No caso da cárie inativa, o enfoque está na prevenção de progressão e na estabilização da lesão. Se a cárie inativa estiver em área de fácil acesso e em boas condições, pode-se optar por monitoramento clínico e radiográfico, reforçando a orientação de higiene e controle dietético. Porém, se a lesão estiver em região de difícil limpeza, como entre dentes, ou apresentar risco de fratura, pode ser indicado o preparo restauratório para remover o tecido frágil e selar a superfície, evitando que a cárie volte a ativar.
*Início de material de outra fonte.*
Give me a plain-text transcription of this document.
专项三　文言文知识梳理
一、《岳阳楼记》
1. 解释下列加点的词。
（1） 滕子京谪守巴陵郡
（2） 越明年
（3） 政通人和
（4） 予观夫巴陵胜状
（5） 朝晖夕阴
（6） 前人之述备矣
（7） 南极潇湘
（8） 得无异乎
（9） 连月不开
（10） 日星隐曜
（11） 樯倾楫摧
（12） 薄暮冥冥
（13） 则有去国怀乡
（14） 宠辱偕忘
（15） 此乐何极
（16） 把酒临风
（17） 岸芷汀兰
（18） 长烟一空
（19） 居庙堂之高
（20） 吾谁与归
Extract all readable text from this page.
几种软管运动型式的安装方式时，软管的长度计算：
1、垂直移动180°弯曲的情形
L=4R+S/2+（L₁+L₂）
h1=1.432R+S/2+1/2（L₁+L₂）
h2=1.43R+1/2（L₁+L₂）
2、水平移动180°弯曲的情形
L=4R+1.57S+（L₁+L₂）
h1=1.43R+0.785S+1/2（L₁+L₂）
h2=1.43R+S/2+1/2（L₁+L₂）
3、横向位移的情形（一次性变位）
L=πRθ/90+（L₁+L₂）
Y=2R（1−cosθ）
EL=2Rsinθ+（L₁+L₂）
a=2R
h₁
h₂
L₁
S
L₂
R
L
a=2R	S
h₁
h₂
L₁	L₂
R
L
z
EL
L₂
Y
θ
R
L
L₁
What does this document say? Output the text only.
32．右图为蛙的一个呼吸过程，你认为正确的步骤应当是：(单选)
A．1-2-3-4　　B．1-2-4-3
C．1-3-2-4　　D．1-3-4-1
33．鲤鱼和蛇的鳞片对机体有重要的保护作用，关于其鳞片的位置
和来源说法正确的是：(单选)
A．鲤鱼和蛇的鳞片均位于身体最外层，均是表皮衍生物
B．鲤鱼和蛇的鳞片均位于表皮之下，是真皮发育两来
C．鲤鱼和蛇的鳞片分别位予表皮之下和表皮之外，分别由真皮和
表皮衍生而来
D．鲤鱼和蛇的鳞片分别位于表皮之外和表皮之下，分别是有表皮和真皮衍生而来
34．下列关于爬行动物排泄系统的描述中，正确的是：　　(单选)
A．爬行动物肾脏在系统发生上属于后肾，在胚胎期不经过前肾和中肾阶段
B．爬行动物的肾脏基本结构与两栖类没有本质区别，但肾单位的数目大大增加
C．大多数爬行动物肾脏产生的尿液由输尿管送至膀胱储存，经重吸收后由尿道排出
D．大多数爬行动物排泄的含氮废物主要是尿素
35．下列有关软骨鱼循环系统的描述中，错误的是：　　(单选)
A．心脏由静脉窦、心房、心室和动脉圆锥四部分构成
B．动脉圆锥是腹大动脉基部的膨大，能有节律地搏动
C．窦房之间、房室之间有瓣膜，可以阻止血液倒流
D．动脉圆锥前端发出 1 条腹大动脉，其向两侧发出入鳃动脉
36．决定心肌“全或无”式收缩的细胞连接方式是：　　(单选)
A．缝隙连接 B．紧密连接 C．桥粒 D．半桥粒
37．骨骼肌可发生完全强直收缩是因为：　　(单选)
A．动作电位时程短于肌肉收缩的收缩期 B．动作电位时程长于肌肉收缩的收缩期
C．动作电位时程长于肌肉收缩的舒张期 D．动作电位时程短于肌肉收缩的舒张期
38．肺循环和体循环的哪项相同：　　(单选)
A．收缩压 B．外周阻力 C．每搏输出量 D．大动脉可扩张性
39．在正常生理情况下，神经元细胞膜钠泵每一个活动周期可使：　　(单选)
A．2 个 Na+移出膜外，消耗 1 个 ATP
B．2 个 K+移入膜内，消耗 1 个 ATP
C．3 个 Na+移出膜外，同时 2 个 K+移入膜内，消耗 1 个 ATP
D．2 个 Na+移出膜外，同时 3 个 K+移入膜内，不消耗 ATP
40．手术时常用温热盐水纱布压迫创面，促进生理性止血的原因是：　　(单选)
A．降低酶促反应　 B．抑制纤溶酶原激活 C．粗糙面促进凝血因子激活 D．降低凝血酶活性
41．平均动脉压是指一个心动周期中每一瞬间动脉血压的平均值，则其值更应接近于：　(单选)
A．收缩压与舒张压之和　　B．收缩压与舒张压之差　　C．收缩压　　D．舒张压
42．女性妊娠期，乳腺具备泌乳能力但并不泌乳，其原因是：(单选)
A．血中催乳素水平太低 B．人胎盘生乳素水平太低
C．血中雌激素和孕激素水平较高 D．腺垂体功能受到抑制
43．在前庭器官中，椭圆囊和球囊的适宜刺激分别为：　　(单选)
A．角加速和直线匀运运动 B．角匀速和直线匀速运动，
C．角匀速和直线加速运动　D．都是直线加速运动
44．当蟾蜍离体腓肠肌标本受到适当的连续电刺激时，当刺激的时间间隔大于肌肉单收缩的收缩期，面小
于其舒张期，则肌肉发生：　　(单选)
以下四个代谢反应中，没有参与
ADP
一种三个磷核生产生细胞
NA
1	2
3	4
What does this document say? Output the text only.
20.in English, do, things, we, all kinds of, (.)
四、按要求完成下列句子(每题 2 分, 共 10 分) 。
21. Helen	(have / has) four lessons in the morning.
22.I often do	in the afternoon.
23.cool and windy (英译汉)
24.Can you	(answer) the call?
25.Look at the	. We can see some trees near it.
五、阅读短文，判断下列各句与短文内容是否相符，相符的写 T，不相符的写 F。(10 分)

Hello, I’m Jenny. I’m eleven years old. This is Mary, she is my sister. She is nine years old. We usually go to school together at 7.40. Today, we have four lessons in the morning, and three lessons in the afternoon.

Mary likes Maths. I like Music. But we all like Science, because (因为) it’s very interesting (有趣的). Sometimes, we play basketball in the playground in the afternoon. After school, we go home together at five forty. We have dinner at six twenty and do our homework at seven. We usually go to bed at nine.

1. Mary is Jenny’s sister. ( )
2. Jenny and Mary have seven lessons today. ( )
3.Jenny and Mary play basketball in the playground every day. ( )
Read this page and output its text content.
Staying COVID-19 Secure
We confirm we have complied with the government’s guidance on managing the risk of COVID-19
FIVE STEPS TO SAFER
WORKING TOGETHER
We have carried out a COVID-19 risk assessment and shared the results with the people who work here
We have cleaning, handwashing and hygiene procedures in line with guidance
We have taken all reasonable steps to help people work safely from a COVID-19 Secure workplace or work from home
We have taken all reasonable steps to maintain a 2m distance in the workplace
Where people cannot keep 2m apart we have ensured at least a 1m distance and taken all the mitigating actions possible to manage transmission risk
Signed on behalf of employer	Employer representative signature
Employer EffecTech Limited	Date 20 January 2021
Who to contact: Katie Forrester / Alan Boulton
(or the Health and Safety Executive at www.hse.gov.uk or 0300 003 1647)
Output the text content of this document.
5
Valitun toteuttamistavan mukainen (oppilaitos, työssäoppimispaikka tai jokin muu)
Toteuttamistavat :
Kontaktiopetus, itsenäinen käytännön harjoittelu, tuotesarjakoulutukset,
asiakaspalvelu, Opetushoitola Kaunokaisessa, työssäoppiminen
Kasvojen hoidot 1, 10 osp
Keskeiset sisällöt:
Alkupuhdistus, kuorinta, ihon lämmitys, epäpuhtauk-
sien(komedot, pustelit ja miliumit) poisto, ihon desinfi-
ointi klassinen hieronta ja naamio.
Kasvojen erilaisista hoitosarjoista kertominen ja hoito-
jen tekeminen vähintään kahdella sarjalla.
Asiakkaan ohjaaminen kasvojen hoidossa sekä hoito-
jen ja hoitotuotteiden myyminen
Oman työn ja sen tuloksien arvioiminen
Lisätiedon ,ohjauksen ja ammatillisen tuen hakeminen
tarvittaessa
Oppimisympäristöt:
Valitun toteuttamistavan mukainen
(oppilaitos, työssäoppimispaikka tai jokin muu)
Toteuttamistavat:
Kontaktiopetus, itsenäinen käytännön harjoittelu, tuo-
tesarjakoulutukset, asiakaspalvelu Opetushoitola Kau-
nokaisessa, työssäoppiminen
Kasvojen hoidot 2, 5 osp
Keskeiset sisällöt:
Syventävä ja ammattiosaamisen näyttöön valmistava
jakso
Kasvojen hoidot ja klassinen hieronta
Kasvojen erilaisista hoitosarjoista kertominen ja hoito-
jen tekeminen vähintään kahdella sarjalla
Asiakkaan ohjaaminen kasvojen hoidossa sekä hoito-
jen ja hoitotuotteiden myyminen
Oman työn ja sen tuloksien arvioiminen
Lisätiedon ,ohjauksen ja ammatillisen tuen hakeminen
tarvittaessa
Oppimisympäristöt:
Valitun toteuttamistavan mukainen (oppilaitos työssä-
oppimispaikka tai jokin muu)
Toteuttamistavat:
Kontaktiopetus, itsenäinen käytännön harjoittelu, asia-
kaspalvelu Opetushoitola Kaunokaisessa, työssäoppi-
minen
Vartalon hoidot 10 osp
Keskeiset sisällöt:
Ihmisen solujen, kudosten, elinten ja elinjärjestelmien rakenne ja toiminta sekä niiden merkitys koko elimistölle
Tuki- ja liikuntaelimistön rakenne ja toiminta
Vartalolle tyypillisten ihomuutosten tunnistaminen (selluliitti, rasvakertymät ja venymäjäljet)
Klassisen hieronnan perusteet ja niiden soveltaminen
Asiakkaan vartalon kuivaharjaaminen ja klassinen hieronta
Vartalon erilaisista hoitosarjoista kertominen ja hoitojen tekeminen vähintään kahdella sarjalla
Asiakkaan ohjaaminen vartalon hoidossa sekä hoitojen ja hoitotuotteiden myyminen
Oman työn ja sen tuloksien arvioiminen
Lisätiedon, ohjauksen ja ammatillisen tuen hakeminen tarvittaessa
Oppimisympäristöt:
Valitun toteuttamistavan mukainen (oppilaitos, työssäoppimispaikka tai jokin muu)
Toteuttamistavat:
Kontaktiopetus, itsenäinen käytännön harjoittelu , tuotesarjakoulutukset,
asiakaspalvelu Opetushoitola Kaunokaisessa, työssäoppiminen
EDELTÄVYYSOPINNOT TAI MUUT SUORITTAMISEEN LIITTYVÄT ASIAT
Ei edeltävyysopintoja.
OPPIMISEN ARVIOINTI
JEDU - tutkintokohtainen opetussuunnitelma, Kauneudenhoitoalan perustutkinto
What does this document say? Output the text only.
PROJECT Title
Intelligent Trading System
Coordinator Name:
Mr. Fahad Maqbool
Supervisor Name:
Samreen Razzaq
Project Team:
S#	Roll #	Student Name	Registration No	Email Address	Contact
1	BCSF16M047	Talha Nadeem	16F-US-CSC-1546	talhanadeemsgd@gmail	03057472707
Prevenção e manejo da cárie ativa e inativa
Prevenir a cárie ativa e inativa começa com hábitos consistentes de higiene bucal, escovação com pasta de flúor pelo menos duas vezes ao dia, uso de fio ou ponteiramento interdental e, se possível, escovação após as refeições. A dieta também tem papel crucial, pois a redução do consumo de açúcares e alimentos fermentáveis diminui a produção de ácidos que desmineralizam os dentes. A hidratação adequada e o uso de saliva substituta são importantes para quem tem xerostomia, condição que aumenta o risco de cárie.
Além disso, consultas regulares ao dentista são essenciais para a detecção precoce da cárie ativa e inativa, já que muitas lesões não apresentam sintomas nas fases iniciais. O profissional pode aplicar flúor tópico, selantes de fissura e realizar limpezas professionais, que reduzem a carga bacteriana e dificultam a progressão das lesões. O manejo integrado entre dentista, higienista e paciente é a chave para converter cárie ativa em inativa e, assim, preservar a saúde bucal a longo prazo.
Conclusão
Identificar e tratar adequadamente a cárie ativa e inativa é essencial para manter uma saúde bucal equilibrada e evitar a progressão de lesões que, inicialmente, podem parecer insignificantes. Enquanto a cárie ativa exige intervenção imediata para interromper a destruição ativa, a cárie inativa demanda atenção contínua para evitar que se reative ou se agrave. Com diagnóstico precoce, orientação profissional e hábitos consistentes, é possível controlar a cárie, preservar os dentes naturais e garantir uma vida sorriso saudável.